Scicli was one of the 72 Roman città decumane  (that is, liable for tax). Roman specimens, mainly consisting of pavements, have been brought to light near the mouth of the Irminio river. Called Sikia during the Arab rule, the city, as well as the other Saracen dominions, enjoyed a period of extraordinary growth and development, that was notably emphasized by Arab historian Edrisi.

Several occupations were to follow: the Normans, who established the feudal system; the Swabian, under whom Scicli maintained its autonomy of city-state; the French Anjou and the Spanish Aragon, under whom Scicli was assimilated into the County of Modica, ruled successively by the Mosca, Chiaramonte, Cabrera and Henriquez dynasties. In 1693, a terrible earthquake almost razed Scicli to ground. In 1860, a plebiscite proclaimed it a city of the newly born Kingdom of Italy.




Thanks to its fertile and flat grounds, Scicli is mainly an agricultural city. The intensive production is largely focused on hothouse and early fruit cultivations, Scicli being a major producer in Sicily. Most of its industrial businesses are involved in processing agricultural products. The outputs of oil, wheat, wine, citrus-fruit, carob derivatives and, of recent, flowers are highly remarkarble.

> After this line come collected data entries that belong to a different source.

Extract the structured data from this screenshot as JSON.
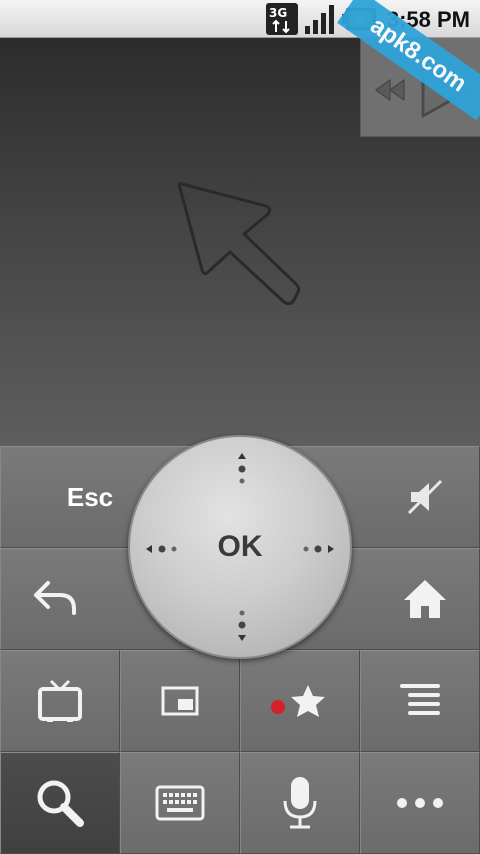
{
  "status_bar": {
    "network": "3G",
    "time": "3:58 PM",
    "icons": [
      "3g-data-icon",
      "signal-icon",
      "battery-charging-icon"
    ]
  },
  "watermark": {
    "text": "apk8.com"
  },
  "media": {
    "icons": [
      "rewind-icon",
      "play-icon"
    ]
  },
  "touchpad": {
    "icon": "cursor-arrow-icon"
  },
  "controls": {
    "esc_label": "Esc",
    "ok_label": "OK",
    "icons": [
      "mute-icon",
      "back-icon",
      "home-icon",
      "tv-icon",
      "picture-in-picture-icon",
      "record-favorite-icon",
      "search-icon",
      "keyboard-icon",
      "microphone-icon",
      "more-icon"
    ]
  },
  "colors": {
    "record_dot": "#d3202a",
    "icon": "#ffffff",
    "panel": "#707070"
  }
}
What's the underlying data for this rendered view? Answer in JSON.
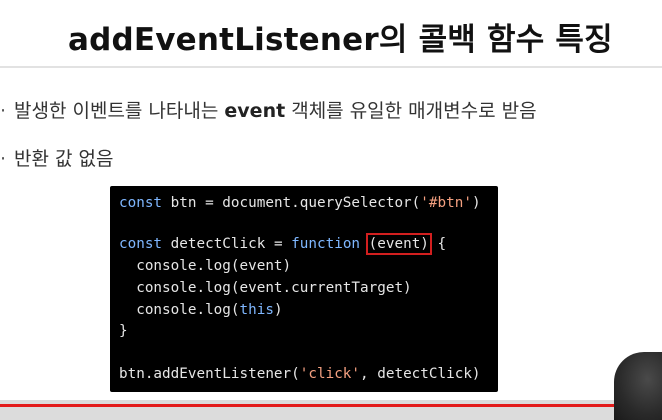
{
  "slide": {
    "title": "addEventListener의 콜백 함수 특징",
    "bullets": [
      {
        "before": "발생한 이벤트를 나타내는 ",
        "bold": "event",
        "after": " 객체를 유일한 매개변수로 받음"
      },
      {
        "before": "반환 값 없음",
        "bold": "",
        "after": ""
      }
    ],
    "bullet_glyph": "·"
  },
  "code": {
    "line1": {
      "kw": "const",
      "rest": " btn = document.querySelector(",
      "str": "'#btn'",
      "end": ")"
    },
    "line2": {
      "kw": "const",
      "mid": " detectClick = ",
      "kw2": "function",
      "sp": " ",
      "param": "(event)",
      "end": " {"
    },
    "line3": "  console.log(event)",
    "line4": "  console.log(event.currentTarget)",
    "line5": {
      "pre": "  console.log(",
      "kw": "this",
      "end": ")"
    },
    "line6": "}",
    "line7": {
      "pre": "btn.addEventListener(",
      "str": "'click'",
      "end": ", detectClick)"
    }
  },
  "video": {
    "progress": 1.0
  },
  "colors": {
    "highlight": "#d21f1f",
    "progress": "#e31b1b",
    "code_bg": "#000000"
  }
}
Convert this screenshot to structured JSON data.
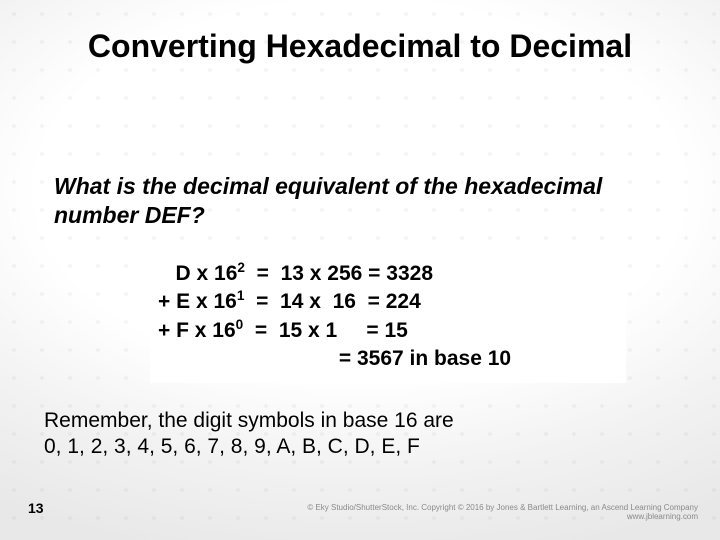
{
  "title": "Converting Hexadecimal to Decimal",
  "question": "What is the decimal equivalent of the hexadecimal number DEF?",
  "calc": {
    "rows": [
      {
        "prefix": "   ",
        "digit": "D",
        "op": " x 16",
        "exp": "2",
        "rhs": "  =  13 x 256 = 3328"
      },
      {
        "prefix": "+ ",
        "digit": "E",
        "op": " x 16",
        "exp": "1",
        "rhs": "  =  14 x  16  = 224"
      },
      {
        "prefix": "+ ",
        "digit": "F",
        "op": " x 16",
        "exp": "0",
        "rhs": "  =  15 x 1     = 15"
      }
    ],
    "result": "                               = 3567 in base 10"
  },
  "note_line1": "Remember, the digit symbols in base 16 are",
  "note_line2": "0, 1, 2, 3, 4, 5, 6, 7, 8, 9, A, B, C, D, E, F",
  "page_number": "13",
  "footer_credit_line1": "© Eky Studio/ShutterStock, Inc. Copyright © 2016 by Jones & Bartlett Learning, an Ascend Learning Company",
  "footer_credit_line2": "www.jblearning.com"
}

The tour of the town can start in the central Piazza Italia, where, admidst a number of 18th century buildings, rise the churches of the Madonna delle Milizie and Sant’Ignazio, both ornamented with precious stuccoes and paintings. The Chiesa di San Bartolomeo, few distant, dating from the 15th century, houses a wooden nativity, later restored, dated 1573. The Santuario della Madonna delle Milizie, about 1.5 km off town, near the coast, is a fine specimen of the Arab and Norman epochs. Palazzo Beneventano is one of the most impressive baroque monuments in the entire province. Other interesting monuments are the 1386’s Monastery of the Carmelite Fathers, the 15th century church of Santa Maria La Nuova, in a neo-classic style, San Matteo and Santa Croce. The Via Mormino Penna, lined with amazing palazzi, churches and monuments, provides with an unforgettable baroque picture. Here stand the Palazzo Comunale (Town Hall), the Palazzo Spadaro and the churches of San Giovanni, San Michele and Santa Teresa. Some religious events are particularly awaited in town: the Cavalcata di San Giuseppe, on 19th March, is a charming procession on horseback throughout the streets of the town, that are all illuminated by fires. The Holy Family on horses adorned with flowers, leads the procession. Another worth-seeing event is the Uomo Vivo (the living man) or Festa del Gioia, celebrated on Easter’s Day. The statue of the Resurrected Christ is carried shoulder-high by a group of worshippers in triumph across the streets of the town.